Día del padre
Empieza uno poniéndose nervioso cuando los niños se dejan encendidas las luces de la casa. La dejadez tiene tantos caminos como los designios de Dios, y el desorden es a veces tan sorprendente como un milagro.
La cocina, los baños, el pasillo, los dormitorios, el salón, presentan algunas mañanas de domingo una atmósfera más conmocionada y asombrosa que la de la casa de Lázaro cuando su amigo Jesús le pidió que se levantara de la tumba para regresar a los caminos del mundo. Paisaje después de la tormenta, mitad catástrofe natural, mitad intervención callejera de artista iconoclasta.

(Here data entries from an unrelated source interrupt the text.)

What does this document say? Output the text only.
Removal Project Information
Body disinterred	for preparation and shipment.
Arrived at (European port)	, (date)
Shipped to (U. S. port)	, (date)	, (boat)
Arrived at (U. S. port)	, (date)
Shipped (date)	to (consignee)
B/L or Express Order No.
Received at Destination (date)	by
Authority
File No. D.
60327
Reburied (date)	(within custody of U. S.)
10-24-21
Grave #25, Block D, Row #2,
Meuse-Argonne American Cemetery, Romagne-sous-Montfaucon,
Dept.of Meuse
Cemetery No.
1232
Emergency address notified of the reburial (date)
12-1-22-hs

No sabemos bien por qué, pero la nevera está abierta de par en par, las toallas agonizan en el suelo, la escalera plegable interrumpe las sombras del pasillo, los dormitorios esperan con el rencor de campo de minas las pisadas de unos zapatos inocentes y el televisor se desgañita sin que nadie le haga caso. Pero estos desarreglos no son sentimentalmente peligrosos, porque la verdadera trampa empieza cuando los niños asumen la disciplina familiar de no apagar nunca las luces que han encendido.
El antiguo amante que cruzaba las noches y las ciudades de mostrador en mostrador, se pasea ahora por las habitaciones de su casa de interruptor en interruptor. Y si cae en la tentación de justificar su nerviosismo ante el caos y la dejadez con una razón lógica, argumentando que la electricidad cuesta dinero, se encuentra con el sambenito facilón de la tacañería y, lo que es mucho peor, con el diagnóstico definitivo: 'Cada vez te pareces más al abuelo'.
Es verdad, uno empieza protestando por las luces encendidas y acaba en el monólogo interior de los recuerdos y las comparaciones. Esos números aumentados de la edad dejan muchos huecos sobre la tarta del cumpleaños, y a veces son goteras, pero otras surgen como un simple vacío con balcones a la memoria para que se cuelen las sospechas.
Nos pasamos media vida huyendo de las costumbres del padre, de las ideas del padre, de las manías del padre, para acabar delante de nosotros mismos, porque los hijos son una astuta coartada del espejo, admitiendo que nos parecemos cada vez más a nuestro padre. Y no se trata de la derecha o la izquierda, de la ginebra o del whisky, de la poesía o del ejército. Los aires complejos de la vida se empeñan en demostrarnos que uno es de izquierdas de la misma manera instintiva y sentimental que hizo a nuestro padre de derechas, que uno pide un whisky marcado por la misma esperanza o el mismo desasosiego del padre al pedir una ginebra, que uno está siempre a punto de ser poeta con voluntad y manías de soldado. La vida se empeña en demostrarlo, lo consigue y nos pone a apagar luces, a recorrer el desorden de los domingos por la mañana y a pensar por primera vez con piedad en la incertidumbre de nuestro padre ante las impertinencias vitales y políticas de aquel joven que ahora se burla también de nosotros en las fotografías. El día del padre se apodera entonces de todo el año y sólo nos queda la ilusión dudosa de que los hijos no se parezcan mucho a nosotros.